ST. THOMAS, N.D. -- It used to be expanding into sugar beets meant families didn't have to expand their land base to survive.

But with shrinking sugar beet profit margins in the past three years, growers like Ron and Larry McMartin are becoming emblematic of a new trend in sugar beets in the Red River Valley.

The trend involves complex chains of limited partnerships and joint ventures and family connections, creating farm sizes not heard of five years ago.

Ron McMartin, 34, farms with his brother, Larry McMartin, 33, just southeast of St. Thomas in southeast Pembina County, N.D. Together the brothers control about 8,000 to 9,000 acres of sugar beets, farming a total of about 20,000 acres in a 20-mile radius. That's nearly 20 times the typical beet unit of 400 acres.

"There's no question farm size will continue to grow," Ron McMartin says. "Whether a handful of producers can grow all the acres for American Crystal Sugar, I don't think so."

Family history

The McMartin family is Scottish. Their grandfather came to Pembina County from Canada with a brother. The two eventually split. Ron Sr. started raising beets in 1983. The farm remained fairly small -- in the 1,300-acre range -- until 1985.

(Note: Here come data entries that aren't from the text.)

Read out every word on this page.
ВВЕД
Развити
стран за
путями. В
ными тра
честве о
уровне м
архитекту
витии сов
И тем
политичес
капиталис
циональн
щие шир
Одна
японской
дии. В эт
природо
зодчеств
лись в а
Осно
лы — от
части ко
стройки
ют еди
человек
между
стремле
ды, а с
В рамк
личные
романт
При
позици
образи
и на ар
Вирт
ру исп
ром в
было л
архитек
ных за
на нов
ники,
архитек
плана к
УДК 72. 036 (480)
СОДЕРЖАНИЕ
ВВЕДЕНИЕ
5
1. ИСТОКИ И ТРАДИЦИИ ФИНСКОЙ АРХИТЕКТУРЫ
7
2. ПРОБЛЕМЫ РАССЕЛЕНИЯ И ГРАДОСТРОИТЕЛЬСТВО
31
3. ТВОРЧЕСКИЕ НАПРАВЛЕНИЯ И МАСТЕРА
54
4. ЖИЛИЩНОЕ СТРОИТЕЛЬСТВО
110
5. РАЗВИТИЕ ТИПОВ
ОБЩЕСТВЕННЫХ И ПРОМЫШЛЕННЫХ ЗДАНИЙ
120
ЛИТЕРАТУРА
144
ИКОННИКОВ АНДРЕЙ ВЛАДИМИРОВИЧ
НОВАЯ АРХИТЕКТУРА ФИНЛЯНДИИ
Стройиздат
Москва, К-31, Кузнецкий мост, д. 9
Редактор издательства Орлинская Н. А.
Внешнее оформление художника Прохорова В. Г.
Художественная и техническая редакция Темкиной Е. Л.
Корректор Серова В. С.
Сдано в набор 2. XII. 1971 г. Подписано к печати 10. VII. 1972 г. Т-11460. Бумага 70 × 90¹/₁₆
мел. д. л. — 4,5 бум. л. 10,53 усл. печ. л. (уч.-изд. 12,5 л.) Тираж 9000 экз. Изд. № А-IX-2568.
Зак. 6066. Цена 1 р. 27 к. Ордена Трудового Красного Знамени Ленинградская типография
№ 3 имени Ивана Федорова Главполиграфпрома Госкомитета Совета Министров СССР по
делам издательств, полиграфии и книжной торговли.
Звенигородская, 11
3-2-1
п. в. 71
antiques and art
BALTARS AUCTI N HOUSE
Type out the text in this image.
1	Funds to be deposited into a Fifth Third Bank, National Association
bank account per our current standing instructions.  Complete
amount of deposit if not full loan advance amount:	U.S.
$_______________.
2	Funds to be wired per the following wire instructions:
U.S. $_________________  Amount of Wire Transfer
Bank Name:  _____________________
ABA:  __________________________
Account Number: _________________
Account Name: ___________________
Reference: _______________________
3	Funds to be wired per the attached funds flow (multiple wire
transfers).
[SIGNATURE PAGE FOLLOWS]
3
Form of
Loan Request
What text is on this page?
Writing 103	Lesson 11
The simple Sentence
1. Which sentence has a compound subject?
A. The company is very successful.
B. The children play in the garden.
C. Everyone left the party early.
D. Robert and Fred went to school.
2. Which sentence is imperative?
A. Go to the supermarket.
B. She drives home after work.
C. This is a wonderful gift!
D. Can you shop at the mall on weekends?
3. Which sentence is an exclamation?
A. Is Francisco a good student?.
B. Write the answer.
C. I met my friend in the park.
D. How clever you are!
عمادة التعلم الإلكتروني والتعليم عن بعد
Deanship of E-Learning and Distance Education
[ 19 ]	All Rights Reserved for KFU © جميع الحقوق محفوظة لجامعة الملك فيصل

Little land had been changing hands in the area, so when 7 quarters came up for rent, the brothers left their North Dakota State University, Fargo, studies as a junior and sophomore, and went home to expand into beets.

"We didn't have the luxury of letting Dad run the expansion for us so we could stay in school. It just wasn't going to work," Ron says.

"People in our area had prospered with beets," Ron says. "They were a tremendous crop to grow. We'd had some success growing edible beans and thought this was perhaps an opportunity to diversify."